Miss Kendrick's face was pale, but its firm expression was an index to her resolve to save Moon Ying from this creature at any cost.

"No," she repeated sharply, "we don't want a Chinese girl--or boy either. We never hire them. You go now." And with a gesture to the man-servant who stood beside her, she turned and was gone without a glance in my direction.

The man-servant, in eager obedience to Miss Kendrick's hint, took the Chinaman by the shoulders, and amid protesting exclamations of "Wha' fo'? Wha' fo'?" ran him out of the hall, and started him down the steps, his speeding word to the departing guest taking the form of: "Get out of here, John, and if you come back I'll kick you out."

Then suddenly catching sight of me, he recovered his breath and his dignity with a sudden effort.

"I beg your pardon, Mr. Hampden," he gasped. "I didn't know you was here. Mr. Kendrick is just done dinner. He's gone to his smoking-room.

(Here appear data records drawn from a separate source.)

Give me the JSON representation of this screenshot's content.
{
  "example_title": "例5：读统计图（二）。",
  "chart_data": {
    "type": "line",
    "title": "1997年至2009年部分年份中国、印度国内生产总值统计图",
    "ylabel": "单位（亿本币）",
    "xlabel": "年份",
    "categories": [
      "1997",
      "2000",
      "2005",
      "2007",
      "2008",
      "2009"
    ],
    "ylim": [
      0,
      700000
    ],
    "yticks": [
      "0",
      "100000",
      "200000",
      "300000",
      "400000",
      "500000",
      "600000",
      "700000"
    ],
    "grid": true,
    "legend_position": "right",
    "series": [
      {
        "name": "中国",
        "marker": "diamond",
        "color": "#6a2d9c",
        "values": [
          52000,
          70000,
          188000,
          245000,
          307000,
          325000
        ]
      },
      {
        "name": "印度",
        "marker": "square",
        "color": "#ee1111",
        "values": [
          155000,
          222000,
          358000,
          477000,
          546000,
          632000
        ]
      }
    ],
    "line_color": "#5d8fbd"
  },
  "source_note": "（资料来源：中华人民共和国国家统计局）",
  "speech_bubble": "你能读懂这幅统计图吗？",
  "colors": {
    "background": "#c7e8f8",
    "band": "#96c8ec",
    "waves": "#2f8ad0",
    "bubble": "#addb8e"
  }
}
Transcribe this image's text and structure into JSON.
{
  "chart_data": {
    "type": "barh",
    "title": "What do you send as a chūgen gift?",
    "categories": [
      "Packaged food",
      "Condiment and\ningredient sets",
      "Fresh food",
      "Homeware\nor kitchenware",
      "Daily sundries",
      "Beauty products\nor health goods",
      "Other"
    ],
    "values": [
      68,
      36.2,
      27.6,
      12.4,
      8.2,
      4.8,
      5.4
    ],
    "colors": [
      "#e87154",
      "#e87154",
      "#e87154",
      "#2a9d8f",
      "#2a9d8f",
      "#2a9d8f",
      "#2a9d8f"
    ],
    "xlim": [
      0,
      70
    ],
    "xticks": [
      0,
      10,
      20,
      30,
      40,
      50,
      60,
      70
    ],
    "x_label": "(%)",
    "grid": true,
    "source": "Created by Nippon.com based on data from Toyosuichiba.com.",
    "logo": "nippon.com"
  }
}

He said if you came I was to show you right in." And with a glance to see that the Chinaman had reached the sidewalk, he shut the door and led the way to the master of the house.

I followed him mechanically, but my thoughts were far from the errand of Peter Bolton's schemes that had brought me hither. An insistent question ran through my mind in endless variations, but when reduced to words it took this form: "Where have I seen the face of the old Chinaman before?"

CHAPTER XVI

LAYING DOWN THE LAW

Wharton Kendrick sat at his ease in smoking-jacket and slippers, but his brow was wrinkled with thought. The cigar that he held between his teeth gave evidence of his discomposure of mind, for it was unlighted, and one end of it had been reduced to the semblance of a cud. I had just delivered to him a conscientious account of my interview with Peter Bolton, and now observed the perturbant reflections that it had stirred.

"Was that all you could get out of the old rascal?" he said after an interval of silence.